И дальше сам с собою: почему красиво? Почему танец красив? Ответ: потому что это несвободное движение, потому что весь глубокий смысл танца именно в абсолютной, эстетической подчиненности, идеальной несвободе. И если верно, что наши предки отдавались танцу в самые вдохновенные моменты своей жизни (религиозные мистерии, военные парады), то это значит только одно: инстинкт несвободы издревле органически присущ человеку, и мы в теперешней нашей жизни — только сознательно…

Кончить придется после: щелкнул нумератор. Я подымаю глаза: О-90, конечно. И через полминуты она сама будет здесь: за мной на прогулку.

Милая О! — мне всегда это казалось — что она похожа на свое имя: сантиметров на 10 ниже Материнской Нормы — и оттого вся кругло обточенная, и розовое О — рот — раскрыт навстречу каждому моему слову. И еще: круглая, пухлая складочка на запястье руки — такие бывают у детей.

Когда она вошла, еще вовсю во мне гудел логический маховик, и я по инерции заговорил о только что установленной мною формуле, куда входили и мы все, и машины, и танец.

— Чудесно. Не правда ли? — спросил я.

— Да, чудесно. Весна, — розово улыбнулась мне О-90.

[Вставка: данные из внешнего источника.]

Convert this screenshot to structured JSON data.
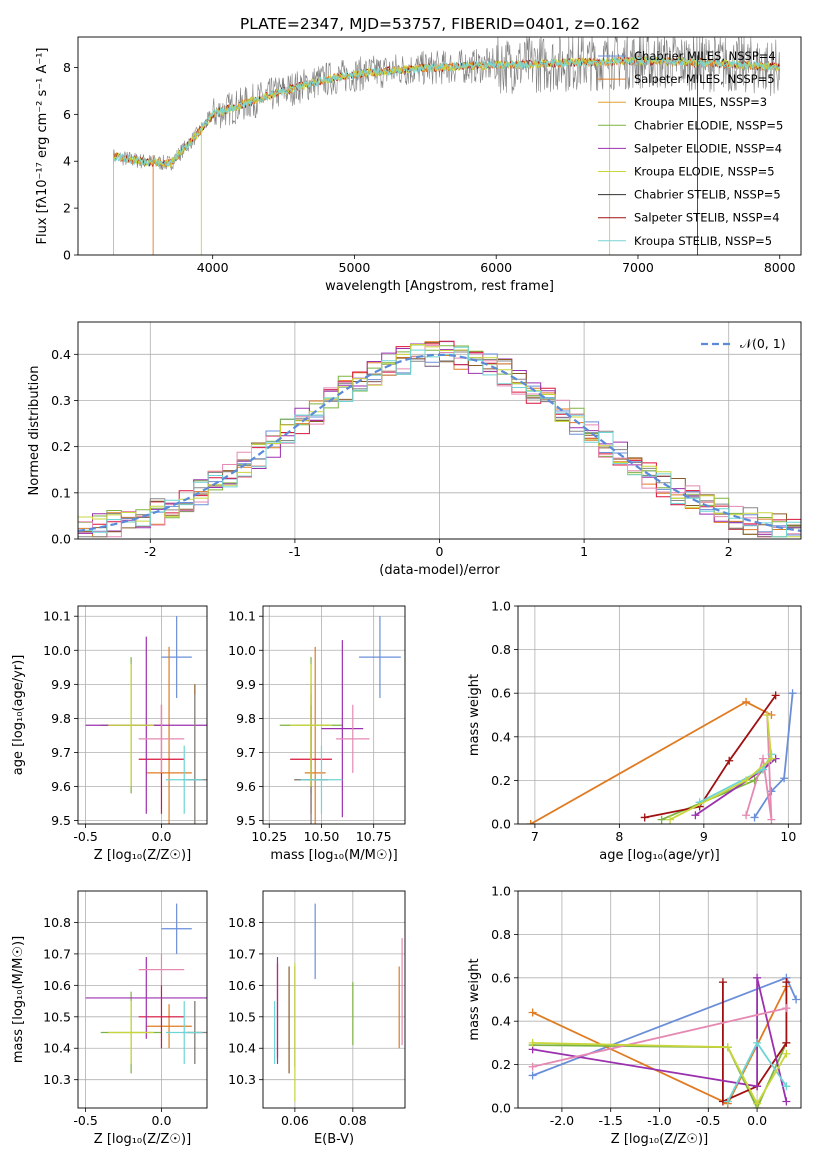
{
  "figure": {
    "title": "PLATE=2347, MJD=53757, FIBERID=0401, z=0.162",
    "colors": [
      "#6a8fd8",
      "#e07b22",
      "#7cb342",
      "#dc143c",
      "#9b30ae",
      "#8b5a2b",
      "#e589b3",
      "#888888",
      "#c8d63c",
      "#6fd4d4"
    ]
  },
  "chart_data": [
    {
      "id": "spectrum",
      "type": "line",
      "xlabel": "wavelength [Angstrom, rest frame]",
      "ylabel": "Flux [f$_\\lambda$10$^{-17}$ erg cm$^{-2}$ s$^{-1}$ A$^{-1}$]",
      "ylabel_display": "Flux [fλ10⁻¹⁷ erg cm⁻² s⁻¹ A⁻¹]",
      "xlim": [
        3050,
        8150
      ],
      "ylim": [
        0,
        9.3
      ],
      "xticks": [
        4000,
        5000,
        6000,
        7000,
        8000
      ],
      "yticks": [
        0,
        2,
        4,
        6,
        8
      ],
      "legend": [
        "Chabrier MILES, N$_{SSP}$=4",
        "Salpeter MILES, N$_{SSP}$=5",
        "Kroupa MILES, N$_{SSP}$=3",
        "Chabrier ELODIE, N$_{SSP}$=5",
        "Salpeter ELODIE, N$_{SSP}$=4",
        "Kroupa ELODIE, N$_{SSP}$=5",
        "Chabrier STELIB, N$_{SSP}$=5",
        "Salpeter STELIB, N$_{SSP}$=4",
        "Kroupa STELIB, N$_{SSP}$=5"
      ],
      "legend_display": [
        "Chabrier MILES, NSSP=4",
        "Salpeter MILES, NSSP=5",
        "Kroupa MILES, NSSP=3",
        "Chabrier ELODIE, NSSP=5",
        "Salpeter ELODIE, NSSP=4",
        "Kroupa ELODIE, NSSP=5",
        "Chabrier STELIB, NSSP=5",
        "Salpeter STELIB, NSSP=4",
        "Kroupa STELIB, NSSP=5"
      ],
      "legend_colors": [
        "#6a8fd8",
        "#e07b22",
        "#e0a030",
        "#7cb342",
        "#9b30ae",
        "#c8d63c",
        "#333333",
        "#a01010",
        "#7ad4d4"
      ],
      "legend_location": "right",
      "continuum": {
        "x": [
          3300,
          3500,
          3700,
          3900,
          4000,
          4200,
          4500,
          4800,
          5000,
          5300,
          5600,
          6000,
          6500,
          7000,
          7500,
          8000
        ],
        "y": [
          4.2,
          4.0,
          3.9,
          5.2,
          6.0,
          6.4,
          7.0,
          7.5,
          7.7,
          7.9,
          8.0,
          8.1,
          8.2,
          8.3,
          8.2,
          8.0
        ]
      }
    },
    {
      "id": "residuals",
      "type": "step",
      "xlabel": "(data-model)/error",
      "ylabel": "Normed distribution",
      "xlim": [
        -2.5,
        2.5
      ],
      "ylim": [
        0,
        0.47
      ],
      "xticks": [
        -2,
        -1,
        0,
        1,
        2
      ],
      "yticks": [
        0.0,
        0.1,
        0.2,
        0.3,
        0.4
      ],
      "legend": [
        "$\\mathcal{N}(0,1)$"
      ],
      "legend_display": "𝒩(0, 1)",
      "legend_location": "upper right",
      "grid": true
    },
    {
      "id": "age-vs-z",
      "type": "errorbar",
      "xlabel": "Z [log$_{10}$(Z/Z$_\\odot$)]",
      "xlabel_display": "Z [log₁₀(Z/Z☉)]",
      "ylabel": "age  [log$_{10}$(age/yr)]",
      "ylabel_display": "age  [log₁₀(age/yr)]",
      "xlim": [
        -0.55,
        0.3
      ],
      "ylim": [
        9.49,
        10.13
      ],
      "xticks": [
        -0.5,
        0.0
      ],
      "yticks": [
        9.5,
        9.6,
        9.7,
        9.8,
        9.9,
        10.0,
        10.1
      ],
      "points": [
        {
          "x": 0.1,
          "y": 9.98,
          "xerr": 0.1,
          "yerr": 0.12
        },
        {
          "x": 0.05,
          "y": 9.64,
          "xerr": 0.15,
          "yerr": 0.37
        },
        {
          "x": -0.2,
          "y": 9.78,
          "xerr": 0.2,
          "yerr": 0.2
        },
        {
          "x": 0.0,
          "y": 9.68,
          "xerr": 0.15,
          "yerr": 0.16
        },
        {
          "x": -0.1,
          "y": 9.78,
          "xerr": 0.4,
          "yerr": 0.26
        },
        {
          "x": 0.22,
          "y": 9.62,
          "xerr": 0.05,
          "yerr": 0.28
        },
        {
          "x": 0.0,
          "y": 9.74,
          "xerr": 0.15,
          "yerr": 0.1
        },
        {
          "x": 0.22,
          "y": 9.62,
          "xerr": 0.08,
          "yerr": 0.25
        },
        {
          "x": -0.2,
          "y": 9.78,
          "xerr": 0.15,
          "yerr": 0.18
        },
        {
          "x": 0.15,
          "y": 9.62,
          "xerr": 0.12,
          "yerr": 0.1
        }
      ]
    },
    {
      "id": "age-vs-mass",
      "type": "errorbar",
      "xlabel": "mass [log$_{10}$(M/M$_\\odot$)]",
      "xlabel_display": "mass [log₁₀(M/M☉)]",
      "xlim": [
        10.22,
        10.9
      ],
      "ylim": [
        9.49,
        10.13
      ],
      "xticks": [
        10.25,
        10.5,
        10.75
      ],
      "xtick_labels": [
        "10.25",
        "10.50",
        "10.75"
      ],
      "yticks": [
        9.5,
        9.6,
        9.7,
        9.8,
        9.9,
        10.0,
        10.1
      ],
      "points": [
        {
          "x": 10.78,
          "y": 9.98,
          "xerr": 0.1,
          "yerr": 0.12
        },
        {
          "x": 10.47,
          "y": 9.64,
          "xerr": 0.05,
          "yerr": 0.37
        },
        {
          "x": 10.45,
          "y": 9.78,
          "xerr": 0.15,
          "yerr": 0.2
        },
        {
          "x": 10.45,
          "y": 9.68,
          "xerr": 0.1,
          "yerr": 0.16
        },
        {
          "x": 10.6,
          "y": 9.77,
          "xerr": 0.1,
          "yerr": 0.26
        },
        {
          "x": 10.45,
          "y": 9.62,
          "xerr": 0.08,
          "yerr": 0.28
        },
        {
          "x": 10.65,
          "y": 9.74,
          "xerr": 0.08,
          "yerr": 0.1
        },
        {
          "x": 10.45,
          "y": 9.62,
          "xerr": 0.08,
          "yerr": 0.25
        },
        {
          "x": 10.45,
          "y": 9.78,
          "xerr": 0.1,
          "yerr": 0.18
        },
        {
          "x": 10.5,
          "y": 9.62,
          "xerr": 0.1,
          "yerr": 0.1
        }
      ]
    },
    {
      "id": "weight-vs-age",
      "type": "line",
      "xlabel": "age  [log$_{10}$(age/yr)]",
      "xlabel_display": "age  [log₁₀(age/yr)]",
      "ylabel": "mass weight",
      "xlim": [
        6.8,
        10.15
      ],
      "ylim": [
        0,
        1.0
      ],
      "xticks": [
        7,
        8,
        9,
        10
      ],
      "yticks": [
        0.0,
        0.2,
        0.4,
        0.6,
        0.8,
        1.0
      ],
      "series": [
        {
          "x": [
            9.6,
            9.8,
            9.95,
            10.05
          ],
          "y": [
            0.03,
            0.15,
            0.21,
            0.6
          ]
        },
        {
          "x": [
            6.95,
            9.5,
            9.8
          ],
          "y": [
            0.0,
            0.56,
            0.5
          ]
        },
        {
          "x": [
            8.5,
            9.6,
            9.8
          ],
          "y": [
            0.02,
            0.2,
            0.3
          ]
        },
        {
          "x": [
            8.3,
            8.95,
            9.3,
            9.85
          ],
          "y": [
            0.03,
            0.08,
            0.29,
            0.59
          ]
        },
        {
          "x": [
            8.9,
            9.7,
            9.85
          ],
          "y": [
            0.04,
            0.25,
            0.3
          ]
        },
        {
          "x": [
            9.5,
            9.7,
            9.8,
            9.75
          ],
          "y": [
            0.04,
            0.3,
            0.02,
            0.5
          ]
        },
        {
          "x": [
            8.95,
            9.7,
            9.8
          ],
          "y": [
            0.1,
            0.25,
            0.32
          ]
        },
        {
          "x": [
            8.6,
            9.5,
            9.8,
            9.75
          ],
          "y": [
            0.02,
            0.2,
            0.3,
            0.5
          ]
        }
      ]
    },
    {
      "id": "mass-vs-z",
      "type": "errorbar",
      "xlabel": "Z [log$_{10}$(Z/Z$_\\odot$)]",
      "xlabel_display": "Z [log₁₀(Z/Z☉)]",
      "ylabel": "mass [log$_{10}$(M/M$_\\odot$)]",
      "ylabel_display": "mass [log₁₀(M/M☉)]",
      "xlim": [
        -0.55,
        0.3
      ],
      "ylim": [
        10.21,
        10.9
      ],
      "xticks": [
        -0.5,
        0.0
      ],
      "yticks": [
        10.3,
        10.4,
        10.5,
        10.6,
        10.7,
        10.8
      ],
      "points": [
        {
          "x": 0.1,
          "y": 10.78,
          "xerr": 0.1,
          "yerr": 0.08
        },
        {
          "x": 0.05,
          "y": 10.47,
          "xerr": 0.15,
          "yerr": 0.07
        },
        {
          "x": -0.2,
          "y": 10.45,
          "xerr": 0.2,
          "yerr": 0.13
        },
        {
          "x": 0.0,
          "y": 10.5,
          "xerr": 0.15,
          "yerr": 0.1
        },
        {
          "x": -0.1,
          "y": 10.56,
          "xerr": 0.4,
          "yerr": 0.13
        },
        {
          "x": 0.22,
          "y": 10.45,
          "xerr": 0.05,
          "yerr": 0.1
        },
        {
          "x": 0.0,
          "y": 10.65,
          "xerr": 0.15,
          "yerr": 0.05
        },
        {
          "x": 0.22,
          "y": 10.45,
          "xerr": 0.08,
          "yerr": 0.1
        },
        {
          "x": -0.2,
          "y": 10.45,
          "xerr": 0.15,
          "yerr": 0.1
        },
        {
          "x": 0.15,
          "y": 10.45,
          "xerr": 0.12,
          "yerr": 0.1
        }
      ]
    },
    {
      "id": "mass-vs-ebv",
      "type": "errorbar",
      "xlabel": "E(B-V)",
      "xlim": [
        0.049,
        0.098
      ],
      "ylim": [
        10.21,
        10.9
      ],
      "xticks": [
        0.06,
        0.08
      ],
      "yticks": [
        10.3,
        10.4,
        10.5,
        10.6,
        10.7,
        10.8
      ],
      "points": [
        {
          "x": 0.067,
          "y": 10.74,
          "yerr": 0.12
        },
        {
          "x": 0.096,
          "y": 10.53,
          "yerr": 0.13
        },
        {
          "x": 0.08,
          "y": 10.51,
          "yerr": 0.1
        },
        {
          "x": 0.054,
          "y": 10.52,
          "yerr": 0.15
        },
        {
          "x": 0.054,
          "y": 10.52,
          "yerr": 0.17
        },
        {
          "x": 0.058,
          "y": 10.49,
          "yerr": 0.17
        },
        {
          "x": 0.097,
          "y": 10.58,
          "yerr": 0.17
        },
        {
          "x": 0.06,
          "y": 10.5,
          "yerr": 0.16
        },
        {
          "x": 0.06,
          "y": 10.45,
          "yerr": 0.22
        },
        {
          "x": 0.053,
          "y": 10.45,
          "yerr": 0.1
        }
      ]
    },
    {
      "id": "weight-vs-z",
      "type": "line",
      "xlabel": "Z [log$_{10}$(Z/Z$_\\odot$)]",
      "xlabel_display": "Z [log₁₀(Z/Z☉)]",
      "ylabel": "mass weight",
      "xlim": [
        -2.45,
        0.45
      ],
      "ylim": [
        0,
        1.0
      ],
      "xticks": [
        -2.0,
        -1.5,
        -1.0,
        -0.5,
        0.0
      ],
      "yticks": [
        0.0,
        0.2,
        0.4,
        0.6,
        0.8,
        1.0
      ],
      "series": [
        {
          "x": [
            -2.3,
            0.3,
            0.4
          ],
          "y": [
            0.15,
            0.6,
            0.5
          ]
        },
        {
          "x": [
            -2.3,
            -0.3,
            0.3
          ],
          "y": [
            0.44,
            0.02,
            0.56
          ]
        },
        {
          "x": [
            -2.3,
            -0.3,
            0.0,
            0.3
          ],
          "y": [
            0.29,
            0.28,
            0.0,
            0.3
          ]
        },
        {
          "x": [
            -0.35,
            -0.35,
            0.0,
            0.3,
            0.3
          ],
          "y": [
            0.58,
            0.03,
            0.1,
            0.3,
            0.58
          ]
        },
        {
          "x": [
            -2.3,
            0.0,
            0.0,
            0.3
          ],
          "y": [
            0.27,
            0.1,
            0.6,
            0.03
          ]
        },
        {
          "x": [
            -2.3,
            0.3
          ],
          "y": [
            0.19,
            0.46
          ]
        },
        {
          "x": [
            -0.3,
            0.0,
            0.3
          ],
          "y": [
            0.03,
            0.3,
            0.1
          ]
        },
        {
          "x": [
            -2.3,
            -0.3,
            0.0,
            0.3
          ],
          "y": [
            0.3,
            0.28,
            0.02,
            0.25
          ]
        }
      ]
    }
  ]
}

Ну вот, не угодно ли: весна… Она — о весне. Женщины… Я замолчал.

Внизу. Проспект полон: в такую погоду послеобеденный личный час мы обычно тратим на дополнительную прогулку. Как всегда, Музыкальный Завод всеми своими трубами пел Марш Единого Государства. Мерными рядами, по четыре, восторженно отбивая такт, шли нумера — сотни, тысячи нумеров, в голубоватых юнифах,[Вероятно, от древнего «Uniforme». — Здесь и далее в романе «Мы» примеч. автора.] с золотыми бляхами на груди — государственный нумер каждого и каждой. И я — мы, четверо, — одна из бесчисленных волн в этом могучем потоке. Слева от меня О-90 (если бы это писал один из моих волосатых предков лет тысячу назад, он, вероятно, назвал бы ее этим смешным словом «моя»); справа — два каких-то незнакомых нумера, женский и мужской.

Блаженно-синее небо, крошечные детские солнца в каждой из блях, не омраченные безумием мыслей лица… Лучи — понимаете: все из какой-то единой, лучистой, улыбающейся материи. А медные такты: «Тра-та-та-там. Тра-та-та-там», эти сверкающие на солнце медные ступени, и с каждой ступенью — вы поднимаетесь все выше, в головокружительную синеву…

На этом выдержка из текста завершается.